Ela cantou, cantou e vibrou no ar
Flora Tenense
Sem querer dizer nada, Flora se fechou em quatro paredes, sua carta de amor e um radinho de pilha velho. Ela chorou por alguns minutos, se refez e passou a cantarolar uma musiquinha só com as vogais. Num vestido de margaridas meio velhas, ela limpava suas mãos molhadas e começou a reler a carta. Manchando todas as linhas de caneta bic com suas gotinhas, ela tentava encontrar uma razão pra tudo aquilo acontecer. Estava apaixonada e completamente assustada. Não entendia o que andava acontecendo e se podia continuar sentindo aquilo. Ligou o radinho que tocava um final de música brega e iniciava uma narração de uma longa história sobre um peixe dourado. Era domingo e mesmo o cachimbo sendo de ouro, Flora sabia que não havia pra onde ir, tinha que esperar por ele. Na carta, ele explicava que tinha um plano e que já estava resolvendo todos os detalhes.
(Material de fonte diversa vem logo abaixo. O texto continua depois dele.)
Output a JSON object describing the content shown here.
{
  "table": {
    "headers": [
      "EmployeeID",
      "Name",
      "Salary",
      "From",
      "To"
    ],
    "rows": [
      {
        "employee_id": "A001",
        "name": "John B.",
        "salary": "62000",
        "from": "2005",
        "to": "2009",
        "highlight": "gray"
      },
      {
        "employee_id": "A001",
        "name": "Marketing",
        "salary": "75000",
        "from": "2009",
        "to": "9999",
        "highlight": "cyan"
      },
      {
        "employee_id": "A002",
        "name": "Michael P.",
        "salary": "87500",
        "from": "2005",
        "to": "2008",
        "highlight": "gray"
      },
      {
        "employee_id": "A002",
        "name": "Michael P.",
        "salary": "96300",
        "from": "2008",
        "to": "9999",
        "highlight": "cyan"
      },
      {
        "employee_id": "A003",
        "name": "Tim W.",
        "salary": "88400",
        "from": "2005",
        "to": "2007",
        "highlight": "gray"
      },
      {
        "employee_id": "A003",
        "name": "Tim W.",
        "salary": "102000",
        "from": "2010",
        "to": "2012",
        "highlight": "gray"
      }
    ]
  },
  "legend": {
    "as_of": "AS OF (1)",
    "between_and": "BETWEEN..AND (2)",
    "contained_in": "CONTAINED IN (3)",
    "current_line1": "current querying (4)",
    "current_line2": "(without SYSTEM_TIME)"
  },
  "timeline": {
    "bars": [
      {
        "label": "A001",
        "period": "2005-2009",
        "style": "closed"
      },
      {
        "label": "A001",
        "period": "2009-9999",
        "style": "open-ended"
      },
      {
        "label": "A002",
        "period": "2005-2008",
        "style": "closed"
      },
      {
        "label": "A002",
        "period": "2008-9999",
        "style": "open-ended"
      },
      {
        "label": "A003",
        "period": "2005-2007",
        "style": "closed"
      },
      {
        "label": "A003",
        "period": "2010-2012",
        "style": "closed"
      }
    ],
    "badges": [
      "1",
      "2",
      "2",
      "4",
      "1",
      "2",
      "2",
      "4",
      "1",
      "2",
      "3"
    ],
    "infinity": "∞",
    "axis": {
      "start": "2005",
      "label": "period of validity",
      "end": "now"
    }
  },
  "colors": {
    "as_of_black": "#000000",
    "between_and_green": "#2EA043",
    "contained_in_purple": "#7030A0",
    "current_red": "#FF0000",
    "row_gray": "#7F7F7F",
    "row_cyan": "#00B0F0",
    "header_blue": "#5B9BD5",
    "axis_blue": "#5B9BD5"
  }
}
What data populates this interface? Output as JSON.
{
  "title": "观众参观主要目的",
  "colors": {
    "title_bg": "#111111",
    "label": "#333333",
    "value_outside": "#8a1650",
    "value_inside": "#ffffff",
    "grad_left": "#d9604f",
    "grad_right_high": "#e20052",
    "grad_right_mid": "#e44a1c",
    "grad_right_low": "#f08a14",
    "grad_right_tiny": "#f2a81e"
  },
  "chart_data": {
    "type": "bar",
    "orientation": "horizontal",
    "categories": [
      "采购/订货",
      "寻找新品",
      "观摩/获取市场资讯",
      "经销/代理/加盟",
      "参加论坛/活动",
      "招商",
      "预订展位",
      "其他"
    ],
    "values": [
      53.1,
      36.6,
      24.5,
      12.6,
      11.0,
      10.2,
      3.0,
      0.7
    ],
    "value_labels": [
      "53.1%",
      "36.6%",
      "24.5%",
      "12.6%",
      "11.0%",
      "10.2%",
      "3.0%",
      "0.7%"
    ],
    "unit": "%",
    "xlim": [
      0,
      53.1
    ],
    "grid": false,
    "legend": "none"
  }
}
Ela preparou sua pequena mala vermelha que usou numa viagem pro interior e lacrou ela com fita durex. Nela, pôs duas calcinhas novas, par de meia, livro do Llosa, poeminhas pra viagem, uma fita k7 com coleções de romancinhos, um casaquinho e um par de sandálias franciscanas. Essas mesmas sandálias que seu amor lhe deu no aniversário do ano passado. Ela quer mostrar que ama, mostra com as sandálias. Coisas de ser humano.
Meia noite, ele veio no Chevrolet do seu pai. O barulho do motor era absurdo. Ela trancou a porta da casa e entregou a chave. Flora fugira com seu padastro para longe do peito da mãe, que nunca soube o que acontecera com os dois. Com um sonífero de tarja preta, deixaram-na sonhando com os jantares das noites de sábado e os romancinhos de sofá no começo do namoro.